As a Californian, the most frightening thing about the movie Psycho, is the thought of leaving the shower water running for that long.
Facebook is terrific way to connect with classmates who haven’t aged as well as you.
Funny how whenever I ask someone how a girl I knew is doing, the first thing they say is “married.”
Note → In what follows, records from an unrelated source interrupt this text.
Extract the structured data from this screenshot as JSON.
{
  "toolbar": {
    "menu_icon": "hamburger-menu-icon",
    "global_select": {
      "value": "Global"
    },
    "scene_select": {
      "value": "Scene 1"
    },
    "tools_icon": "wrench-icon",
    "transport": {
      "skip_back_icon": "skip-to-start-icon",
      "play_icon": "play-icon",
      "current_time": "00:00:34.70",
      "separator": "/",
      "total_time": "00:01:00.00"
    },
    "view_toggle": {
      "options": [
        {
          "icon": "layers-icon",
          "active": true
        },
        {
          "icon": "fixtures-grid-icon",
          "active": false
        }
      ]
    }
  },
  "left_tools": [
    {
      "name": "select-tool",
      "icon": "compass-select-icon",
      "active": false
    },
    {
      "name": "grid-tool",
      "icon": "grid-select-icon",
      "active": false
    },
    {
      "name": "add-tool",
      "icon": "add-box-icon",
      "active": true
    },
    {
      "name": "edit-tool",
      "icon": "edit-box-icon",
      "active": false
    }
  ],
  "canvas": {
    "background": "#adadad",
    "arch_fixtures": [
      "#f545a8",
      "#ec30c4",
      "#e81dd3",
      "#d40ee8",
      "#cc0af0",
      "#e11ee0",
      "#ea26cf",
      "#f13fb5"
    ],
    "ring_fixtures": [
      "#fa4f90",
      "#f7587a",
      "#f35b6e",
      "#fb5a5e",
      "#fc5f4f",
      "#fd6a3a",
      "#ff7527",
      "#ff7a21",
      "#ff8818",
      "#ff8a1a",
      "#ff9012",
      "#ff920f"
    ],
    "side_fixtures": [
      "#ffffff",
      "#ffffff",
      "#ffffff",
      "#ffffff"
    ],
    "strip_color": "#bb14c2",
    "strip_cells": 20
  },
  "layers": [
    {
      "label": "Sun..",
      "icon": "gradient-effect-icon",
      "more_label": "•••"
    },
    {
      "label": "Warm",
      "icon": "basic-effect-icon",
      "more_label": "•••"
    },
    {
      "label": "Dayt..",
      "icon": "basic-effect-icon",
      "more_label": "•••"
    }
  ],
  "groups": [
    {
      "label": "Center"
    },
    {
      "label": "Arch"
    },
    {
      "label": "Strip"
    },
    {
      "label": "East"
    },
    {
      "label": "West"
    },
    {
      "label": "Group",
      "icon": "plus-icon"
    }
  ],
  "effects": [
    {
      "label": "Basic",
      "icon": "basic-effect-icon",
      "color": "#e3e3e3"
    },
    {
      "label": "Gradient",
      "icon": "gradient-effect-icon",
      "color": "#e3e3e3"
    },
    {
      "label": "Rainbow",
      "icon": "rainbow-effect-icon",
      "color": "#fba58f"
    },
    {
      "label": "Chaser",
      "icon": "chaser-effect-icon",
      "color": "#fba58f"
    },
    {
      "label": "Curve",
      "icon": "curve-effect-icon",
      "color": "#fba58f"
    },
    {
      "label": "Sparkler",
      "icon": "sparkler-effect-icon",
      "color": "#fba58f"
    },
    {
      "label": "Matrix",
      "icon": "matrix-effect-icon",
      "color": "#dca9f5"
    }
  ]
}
Like that’s gonna stop me!
My nana sleeps about four hours a night. That’s four whole hours I can use her wig to train my owl.
Someone had to say it 🤷♂️
How’s homeschooling going?
I just failed grade 5 math.
Again.
Who called it a clip-on hair extension and not a phoney-tail
Guy: so what u up to after this?
Me: {remembering my friend said to be mysterious but quirky} probably eat a whole red onion in an alley
I asked my husband what he wanted for Father’s Day & he said silence & then we all laughed & laughed & the kids went back to breaking the sound barrier.